A server is offering public full-text search of our posts
Will Murphy
Public
Seen by 73
Came across this post announcing a public, full-text, cross-server search feature. I tried their search and found posts from our server. Full-text search is a tool used by targeted harassment campaigns, and it has been purposefully omitted from Mastodon. The post says we can request an opt-out via our admin account
Darren Fri 11 Nov 2022 4:25PM
If Im not confused there wasnt much consideration for post privacy within the activitypub specifications.
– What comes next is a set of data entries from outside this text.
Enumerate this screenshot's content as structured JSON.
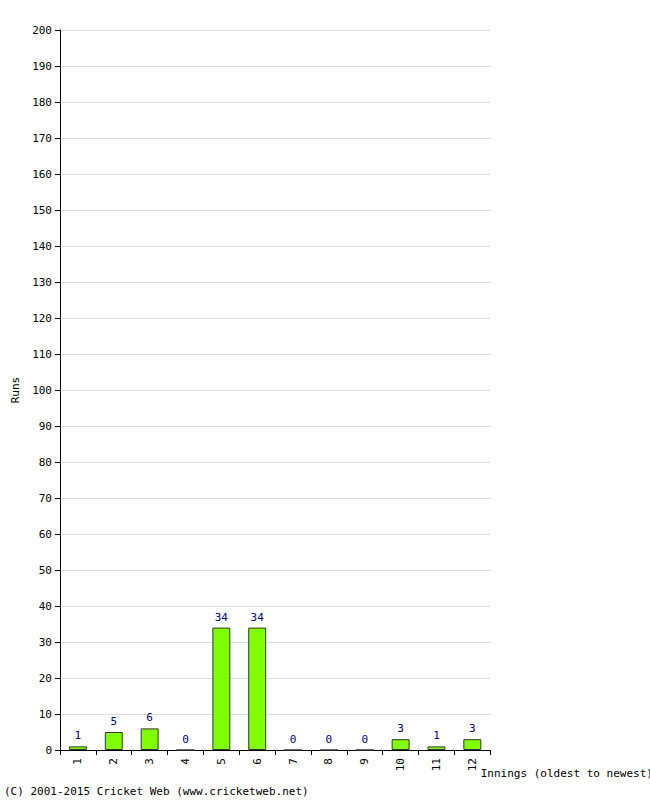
{
  "chart_data": {
    "type": "bar",
    "xlabel": "Innings (oldest to newest)",
    "ylabel": "Runs",
    "categories": [
      "1",
      "2",
      "3",
      "4",
      "5",
      "6",
      "7",
      "8",
      "9",
      "10",
      "11",
      "12"
    ],
    "values": [
      1,
      5,
      6,
      0,
      34,
      34,
      0,
      0,
      0,
      3,
      1,
      3
    ],
    "color": "#80ff00",
    "ylim": [
      0,
      200
    ],
    "yticks": [
      0,
      10,
      20,
      30,
      40,
      50,
      60,
      70,
      80,
      90,
      100,
      110,
      120,
      130,
      140,
      150,
      160,
      170,
      180,
      190,
      200
    ],
    "grid": true,
    "data_labels": true,
    "annotations": [
      "(C) 2001-2015 Cricket Web (www.cricketweb.net)"
    ]
  }
}
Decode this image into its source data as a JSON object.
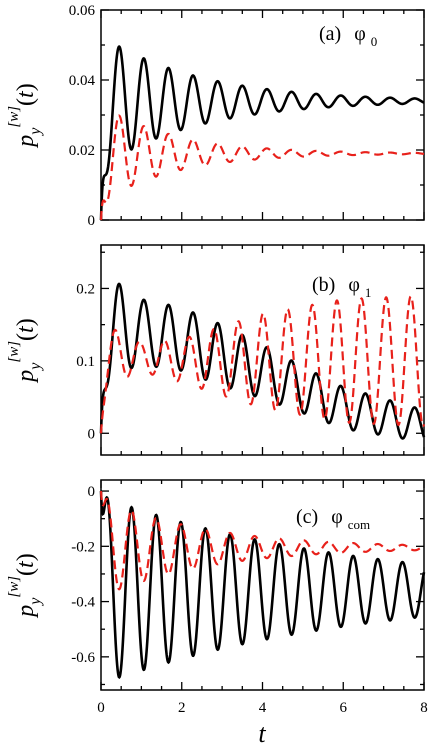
{
  "figure": {
    "x_axis_label": "t",
    "x_ticks": [
      "0",
      "2",
      "4",
      "6",
      "8"
    ]
  },
  "colors": {
    "solid_series": "#000000",
    "dashed_series": "#e8211b"
  },
  "chart_data": [
    {
      "type": "line",
      "panel_label": "(a)",
      "state_symbol": "φ",
      "state_subscript": "0",
      "ylabel": "p_y^[w](t)",
      "xlabel": "",
      "xlim": [
        0,
        8
      ],
      "ylim": [
        0,
        0.06
      ],
      "y_ticks": [
        "0",
        "0.02",
        "0.04",
        "0.06"
      ],
      "y_tick_values": [
        0,
        0.02,
        0.04,
        0.06
      ],
      "grid": false,
      "series": [
        {
          "style": "solid",
          "model": {
            "start": 0,
            "base": 0.034,
            "amp": 0.019,
            "decay": 0.42,
            "period": 0.61,
            "phase": 0.3,
            "phase_growth": 0
          }
        },
        {
          "style": "dashed",
          "model": {
            "start": 0,
            "base": 0.019,
            "amp": 0.014,
            "decay": 0.55,
            "period": 0.61,
            "phase": 0.3,
            "phase_growth": 0
          }
        }
      ]
    },
    {
      "type": "line",
      "panel_label": "(b)",
      "state_symbol": "φ",
      "state_subscript": "1",
      "ylabel": "p_y^[w](t)",
      "xlabel": "",
      "xlim": [
        0,
        8
      ],
      "ylim": [
        -0.03,
        0.26
      ],
      "y_ticks": [
        "0",
        "0.1",
        "0.2"
      ],
      "y_tick_values": [
        0,
        0.1,
        0.2
      ],
      "grid": false,
      "series": [
        {
          "style": "solid",
          "model": {
            "start": 0,
            "base_points": [
              [
                0,
                0.15
              ],
              [
                2,
                0.13
              ],
              [
                4,
                0.085
              ],
              [
                6,
                0.035
              ],
              [
                8,
                0.01
              ]
            ],
            "amp_points": [
              [
                0,
                0.075
              ],
              [
                1,
                0.045
              ],
              [
                3,
                0.042
              ],
              [
                5,
                0.032
              ],
              [
                8,
                0.022
              ]
            ],
            "period": 0.61,
            "phase": 0.3,
            "phase_growth": 0
          }
        },
        {
          "style": "dashed",
          "model": {
            "start": 0,
            "base_points": [
              [
                0,
                0.11
              ],
              [
                2,
                0.1
              ],
              [
                4,
                0.1
              ],
              [
                6,
                0.1
              ],
              [
                8,
                0.1
              ]
            ],
            "amp_points": [
              [
                0,
                0.045
              ],
              [
                1,
                0.02
              ],
              [
                2,
                0.03
              ],
              [
                4,
                0.065
              ],
              [
                6,
                0.085
              ],
              [
                8,
                0.09
              ]
            ],
            "period": 0.61,
            "phase": 0.2,
            "phase_growth": 0
          }
        }
      ]
    },
    {
      "type": "line",
      "panel_label": "(c)",
      "state_symbol": "φ",
      "state_subscript": "com",
      "ylabel": "p_y^[w](t)",
      "xlabel": "t",
      "xlim": [
        0,
        8
      ],
      "ylim": [
        -0.72,
        0.04
      ],
      "y_ticks": [
        "-0.6",
        "-0.4",
        "-0.2",
        "0"
      ],
      "y_tick_values": [
        -0.6,
        -0.4,
        -0.2,
        0
      ],
      "grid": false,
      "series": [
        {
          "style": "solid",
          "model": {
            "start": 0,
            "base": -0.36,
            "amp": 0.34,
            "decay": 0.16,
            "period": 0.61,
            "phase": 0.3,
            "phase_growth": 0,
            "sign": -1
          }
        },
        {
          "style": "dashed",
          "model": {
            "start": 0,
            "base": -0.205,
            "amp": 0.18,
            "decay": 0.38,
            "period": 0.61,
            "phase": 0.3,
            "phase_growth": 0,
            "sign": -1
          }
        }
      ]
    }
  ]
}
As I understand it the limitations to searching only by hashtags was a Mastodon implementation and other activitypub server implementations dont necessarily have the same limitation, some certainly dont.
Theres been work on improving privacy, most notably via the AUTHORIZED_FETCH configuration implemented in Mastodon a few years ago.
https://docs.joinmastodon.org/admin/config/
Unfortunately it has significant impacts with compatibility with other activitypub servers so its off by default.
Over the years theres been a number of cases where its been noticed that activitypub posts have been scraped/indexed - theres the web search engines as has been mentioned, also academics doing research.
Theres also possibly unexpected ways in which posts, including Direct Messages can be handled across the federation
Generally I think its safest for people to consider all posts to be public until theres a robust privacy implementation thats widely adopted by activitypub servers
Although not hugely relevant to us, there is an alternative fediverse protocol called zot that has a major focus on post privacy which is used by Hubzilla, Zap, Streams etc.
@[email protected] · Wed 9 Nov 2022 4:27PM
@Will Murphy regardless of how this goes, can there be a toot about how to opt out of this? Today it's this server, but there will be others.